Jets' captain Andrew Ladd says team can't stumble out of gate this short season
By Scott Edmonds, The Canadian Press
Published Tuesday, January 8, 2013 2:58PM CST
Last Updated Thursday, January 17, 2013 3:39PM CST
WINNIPEG -- Winnipeg Jets captain Andrew Ladd says a good start is more important than ever with a lockout-shortened NHL season on the horizon.
"Our start's going to have to be key, for everyone in the league," he said after an unofficial practice Tuesday with a few other players.
"For us, last year, we didn't get off to a great start and that put us in a hole early and we were battling to get back to .500 right from the get go.
"If we can get out to a good start, get a good feeling about ourselves and get a good pace to our game, I think that will go a long way."
Their first season in Winnipeg saw the Jets stumble out of the gate and miss the playoffs, although they at least stayed close enough to be in the hunt. As the relocated Atlanta Thrashers prepare for their second season, they know time isn't on their side.
The schedule hasn't been released yet but the Jets were busy painting the logos and lines on the ice at the MTS Centre Tuesday as players continued to arrive in town.
Ladd isn't so much worried about the physical aspect of a schedule that could see teams playing a game every other day.
"I think the biggest hurdle is probably mentally," he said. "Just, you know, at times it can become monotonous and you have to prepare every day finding your routine to make sure you can play your top performance every night."
The team isn't a whole lot different this season.
Draft pick Mark Scheifele is coming to camp and might be more of a factor now that he's had more seasoning in the OHL and AHL. He also impressed with his play at the world junior championship, but he's still just 19.
The Jets did add some much-needed scoring talent and experience up front by signing veteran centre Olli Jokinen, a free agent who played the last couple of seasons with the Calgary Flames.
The Flames' No. 2 scorer with 61 points in 2011-2012, he has more than 1,000 games on his skates and Ladd says they can use that kind of experience.
"He's a big fast, strong guy that can skate and a veteran guy that's been around a long time and has been a very consistent player in this league," Ladd said.
"For us, I think that's something we were lacking last year . . . more veteran presence up front, more consistency and more depth up the middle."
There is the perennial question of what kind of shape top-scoring defenceman Dustin Byfuglien will be in when he reports. His weight is a regular topic of interest for hockey bloggers.
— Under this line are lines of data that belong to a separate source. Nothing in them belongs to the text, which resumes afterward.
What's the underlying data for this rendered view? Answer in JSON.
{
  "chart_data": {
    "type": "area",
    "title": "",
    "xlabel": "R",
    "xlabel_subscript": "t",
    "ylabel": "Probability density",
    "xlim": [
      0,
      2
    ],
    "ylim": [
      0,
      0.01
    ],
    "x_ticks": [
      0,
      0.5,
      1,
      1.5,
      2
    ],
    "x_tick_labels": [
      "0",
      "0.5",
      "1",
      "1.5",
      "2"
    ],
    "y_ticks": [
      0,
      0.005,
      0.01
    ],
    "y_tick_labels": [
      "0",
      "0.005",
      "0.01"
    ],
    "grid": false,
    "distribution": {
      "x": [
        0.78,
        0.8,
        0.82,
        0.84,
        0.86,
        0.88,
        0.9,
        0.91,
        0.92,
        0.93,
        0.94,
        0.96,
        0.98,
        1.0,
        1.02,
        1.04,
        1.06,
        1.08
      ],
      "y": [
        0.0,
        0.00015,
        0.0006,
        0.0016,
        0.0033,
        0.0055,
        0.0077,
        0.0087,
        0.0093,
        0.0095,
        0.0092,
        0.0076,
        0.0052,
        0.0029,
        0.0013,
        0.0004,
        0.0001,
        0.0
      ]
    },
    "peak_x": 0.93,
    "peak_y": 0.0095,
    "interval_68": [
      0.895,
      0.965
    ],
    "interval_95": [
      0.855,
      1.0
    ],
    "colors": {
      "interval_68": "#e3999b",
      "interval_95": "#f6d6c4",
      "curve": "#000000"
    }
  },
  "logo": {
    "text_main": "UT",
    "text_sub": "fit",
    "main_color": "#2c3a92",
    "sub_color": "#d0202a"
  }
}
And neither goaltender Ondrej Pavelec nor forward Evander Kane were that impressive when they played in Europe during the lockout.
Pavelec also was in hot water over an impaired driving conviction in his native Czech Republic.
But Ladd insists he isn't concerned.
"All three of those guys played great for us last year. They're three key guys going forward," he said. "I'm not worried at all. I'm sure they'll be three great players for us this year."
As for Byfuglien, who successfully dealt with an impaired boating charge himself last year in Minnesota, Ladd says he has already spoken with him and told him the short season is right up his alley.
"Usually his first 50 games are pretty good, so this should play out pretty good for him."